Fig Obsession, Day 3. Two things have happened. A couple of you have (appropriately) delivered the goods, bringing figs to me for consumption. But also, there are more figs in my local stores. Hooray! Life is good!
This little tart is a good way to use up some figs that are starting to look tired. It's hard to tell from my photographs, but mine is about 4 inches across and nearly flat, so you get maximum mileage out of your figlets. It's a sweet treat after dinner.
2 teaspoons flax meal
2 teaspoons water
¼ cup raw almonds
½ TBLSP all-purpose flour
2 TBLSP confectioner’s sugar, plus more for decorating
¼ teaspoon vanilla extract
½ TBLSP vegan butter
½ TBLSP Grand Marnier, brandy, or cognac
½ TBLSP lemon zest
3 fresh figs
Preheat the oven to 375 degrees Fahrenheit. Spray a 4-inch tart pan with cooking spray, or grease it with vegan butter or oil.
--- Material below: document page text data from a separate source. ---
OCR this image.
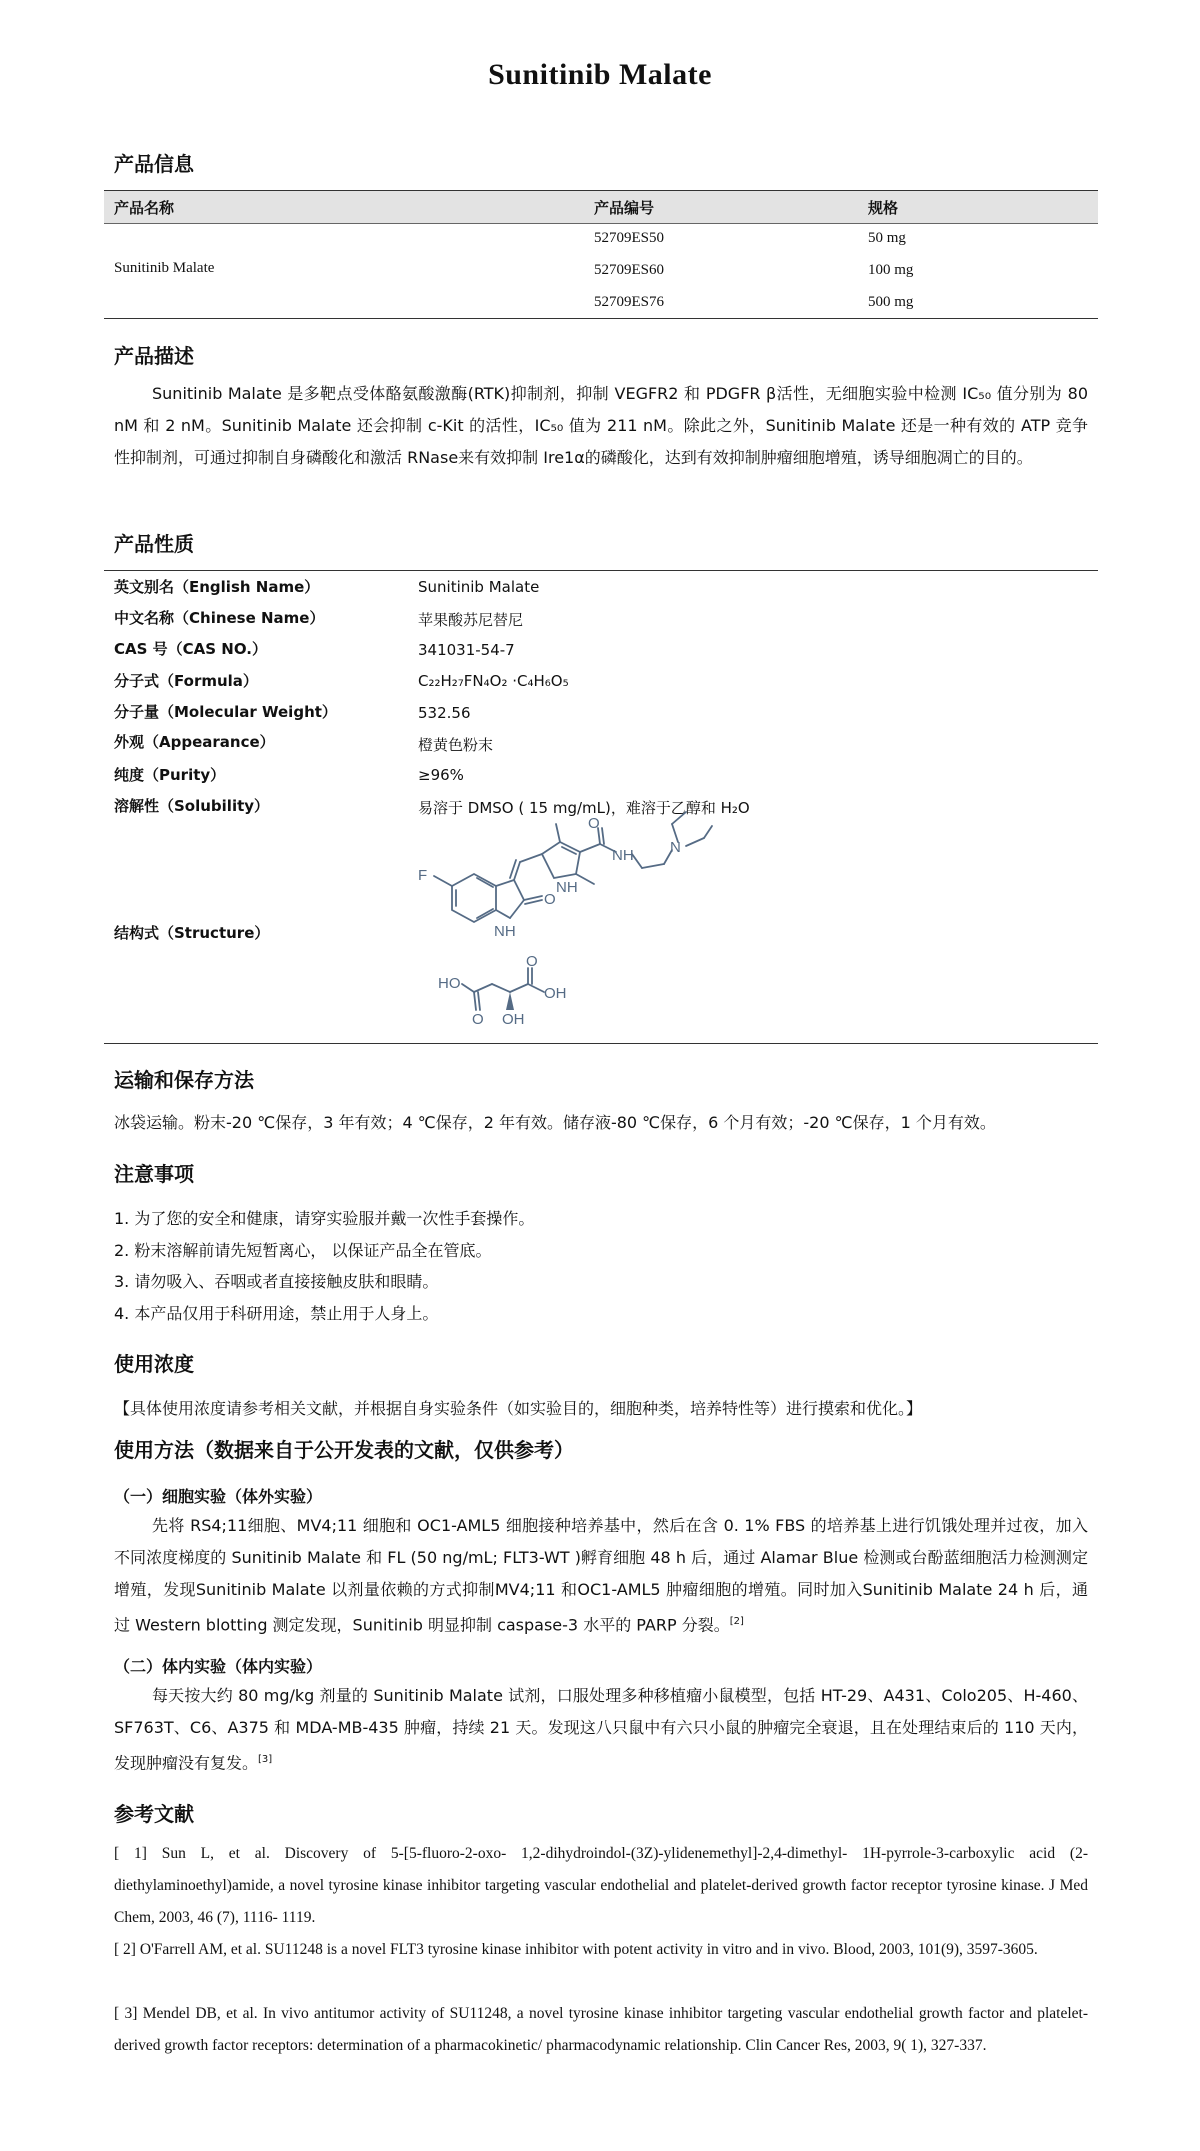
Sunitinib Malate
产品信息
产品名称	产品编号	规格
Sunitinib Malate
52709ES50	50 mg
52709ES60	100 mg
52709ES76	500 mg
产品描述
Sunitinib Malate 是多靶点受体酪氨酸激酶(RTK)抑制剂，抑制 VEGFR2 和 PDGFR β活性，无细胞实验中检测 IC₅₀ 值分别为 80 nM 和 2 nM。Sunitinib Malate 还会抑制 c-Kit 的活性，IC₅₀ 值为 211 nM。除此之外，Sunitinib Malate 还是一种有效的 ATP 竞争性抑制剂，可通过抑制自身磷酸化和激活 RNase来有效抑制 Ire1α的磷酸化，达到有效抑制肿瘤细胞增殖，诱导细胞凋亡的目的。
产品性质
英文别名（English Name）	Sunitinib Malate
中文名称（Chinese Name）	苹果酸苏尼替尼
CAS 号（CAS NO.）	341031-54-7
分子式（Formula）	C₂₂H₂₇FN₄O₂ ·C₄H₆O₅
分子量（Molecular Weight）	532.56
外观（Appearance）	橙黄色粉末
纯度（Purity）	≥96%
溶解性（Solubility）	易溶于 DMSO ( 15 mg/mL)，难溶于乙醇和 H₂O
结构式（Structure）
F
O
NH
NH
O
NH N
HO
O OH
O
OH
运输和保存方法
冰袋运输。粉末-20 ℃保存，3 年有效；4 ℃保存，2 年有效。储存液-80 ℃保存，6 个月有效；-20 ℃保存，1 个月有效。
注意事项
1. 为了您的安全和健康，请穿实验服并戴一次性手套操作。
2. 粉末溶解前请先短暂离心， 以保证产品全在管底。
3. 请勿吸入、吞咽或者直接接触皮肤和眼睛。
4. 本产品仅用于科研用途，禁止用于人身上。
使用浓度
【具体使用浓度请参考相关文献，并根据自身实验条件（如实验目的，细胞种类，培养特性等）进行摸索和优化。】
使用方法（数据来自于公开发表的文献，仅供参考）
（一）细胞实验（体外实验）
先将 RS4;11细胞、MV4;11 细胞和 OC1-AML5 细胞接种培养基中，然后在含 0. 1% FBS 的培养基上进行饥饿处理并过夜，加入不同浓度梯度的 Sunitinib Malate 和 FL (50 ng/mL; FLT3-WT )孵育细胞 48 h 后，通过 Alamar Blue 检测或台酚蓝细胞活力检测测定增殖，发现Sunitinib Malate 以剂量依赖的方式抑制MV4;11 和OC1-AML5 肿瘤细胞的增殖。同时加入Sunitinib Malate 24 h 后，通过 Western blotting 测定发现，Sunitinib 明显抑制 caspase-3 水平的 PARP 分裂。[2]
（二）体内实验（体内实验）
每天按大约 80 mg/kg 剂量的 Sunitinib Malate 试剂，口服处理多种移植瘤小鼠模型，包括 HT-29、A431、Colo205、H-460、SF763T、C6、A375 和 MDA-MB-435 肿瘤，持续 21 天。发现这八只鼠中有六只小鼠的肿瘤完全衰退，且在处理结束后的 110 天内，发现肿瘤没有复发。[3]
参考文献
[ 1] Sun L, et al. Discovery of 5-[5-fluoro-2-oxo- 1,2-dihydroindol-(3Z)-ylidenemethyl]-2,4-dimethyl- 1H-pyrrole-3-carboxylic acid (2-diethylaminoethyl)amide, a novel tyrosine kinase inhibitor targeting vascular endothelial and platelet-derived growth factor receptor tyrosine kinase. J Med Chem, 2003, 46 (7), 1116- 1119.
[ 2] O'Farrell AM, et al. SU11248 is a novel FLT3 tyrosine kinase inhibitor with potent activity in vitro and in vivo. Blood, 2003, 101(9), 3597-3605.
[ 3] Mendel DB, et al. In vivo antitumor activity of SU11248, a novel tyrosine kinase inhibitor targeting vascular endothelial growth factor and platelet-derived growth factor receptors: determination of a pharmacokinetic/ pharmacodynamic relationship. Clin Cancer Res, 2003, 9( 1), 327-337.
- Put the flax meal and water in a small bowl, give it a stir, and then leave it to thicken up.
- In a food processor or blender, process the almonds to a fine texture.
- Sift the flour and confectioner’s sugar together into a small bowl and mix in the ground nuts.
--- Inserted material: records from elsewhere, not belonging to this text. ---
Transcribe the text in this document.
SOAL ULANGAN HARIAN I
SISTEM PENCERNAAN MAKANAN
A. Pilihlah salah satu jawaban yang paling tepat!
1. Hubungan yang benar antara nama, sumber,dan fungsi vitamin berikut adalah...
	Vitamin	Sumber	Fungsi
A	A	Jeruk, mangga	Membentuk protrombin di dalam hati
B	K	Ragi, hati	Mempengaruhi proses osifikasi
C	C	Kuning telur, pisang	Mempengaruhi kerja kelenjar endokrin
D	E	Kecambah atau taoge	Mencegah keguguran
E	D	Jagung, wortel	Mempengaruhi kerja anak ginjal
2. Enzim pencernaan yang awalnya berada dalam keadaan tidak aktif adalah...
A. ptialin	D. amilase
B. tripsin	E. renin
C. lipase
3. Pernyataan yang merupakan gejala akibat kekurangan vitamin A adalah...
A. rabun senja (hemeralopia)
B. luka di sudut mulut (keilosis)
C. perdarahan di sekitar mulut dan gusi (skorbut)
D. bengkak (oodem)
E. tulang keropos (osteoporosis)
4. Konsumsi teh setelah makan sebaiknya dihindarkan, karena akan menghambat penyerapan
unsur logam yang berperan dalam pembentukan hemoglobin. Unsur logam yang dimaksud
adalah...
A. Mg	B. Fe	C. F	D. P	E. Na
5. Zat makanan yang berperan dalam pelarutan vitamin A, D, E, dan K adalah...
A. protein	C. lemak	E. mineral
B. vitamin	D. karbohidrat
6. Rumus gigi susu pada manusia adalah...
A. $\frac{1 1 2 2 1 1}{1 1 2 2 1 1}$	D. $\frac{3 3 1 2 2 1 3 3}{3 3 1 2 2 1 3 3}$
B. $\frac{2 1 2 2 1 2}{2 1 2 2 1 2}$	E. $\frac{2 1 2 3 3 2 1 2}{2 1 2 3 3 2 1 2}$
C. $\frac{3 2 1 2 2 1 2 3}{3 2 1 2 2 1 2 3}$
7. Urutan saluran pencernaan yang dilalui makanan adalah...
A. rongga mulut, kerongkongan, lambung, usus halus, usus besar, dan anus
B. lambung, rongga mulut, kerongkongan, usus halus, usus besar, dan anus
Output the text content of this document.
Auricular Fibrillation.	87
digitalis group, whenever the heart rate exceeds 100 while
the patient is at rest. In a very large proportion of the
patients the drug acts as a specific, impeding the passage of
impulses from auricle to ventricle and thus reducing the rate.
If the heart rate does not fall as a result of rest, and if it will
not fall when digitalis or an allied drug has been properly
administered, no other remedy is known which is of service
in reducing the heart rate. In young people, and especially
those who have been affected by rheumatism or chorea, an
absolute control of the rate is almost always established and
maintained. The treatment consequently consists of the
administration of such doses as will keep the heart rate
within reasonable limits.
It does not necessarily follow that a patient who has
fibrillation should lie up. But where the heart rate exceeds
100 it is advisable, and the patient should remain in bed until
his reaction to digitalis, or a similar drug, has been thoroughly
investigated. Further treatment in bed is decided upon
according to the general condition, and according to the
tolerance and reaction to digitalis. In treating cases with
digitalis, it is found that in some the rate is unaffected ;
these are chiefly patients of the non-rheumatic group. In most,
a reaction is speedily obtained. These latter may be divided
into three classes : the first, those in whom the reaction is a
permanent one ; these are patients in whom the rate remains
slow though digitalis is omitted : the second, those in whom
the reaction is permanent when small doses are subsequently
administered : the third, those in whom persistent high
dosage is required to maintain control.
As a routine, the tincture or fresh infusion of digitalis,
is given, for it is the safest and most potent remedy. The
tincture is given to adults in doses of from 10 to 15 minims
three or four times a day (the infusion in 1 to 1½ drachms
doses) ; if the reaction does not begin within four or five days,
- To the nut mixture, add the flax glop, vanilla, butter, Grand Marnier (or substitute), and lemon zest and combine.
- Plop the batter into the prepared tart pan and push it out to the edges so that it lies evenly on the bottom of the pan.
- Slice the figs into thin slices and arrange them on top of the batter in a pretty pattern.
- Bake for 35-40 minutes, until the tart is set and golden brown.
- When it’s cooled, sprinkle with additional confectioner’s sugar.
Then bring it to my house so that I can eat all the figs.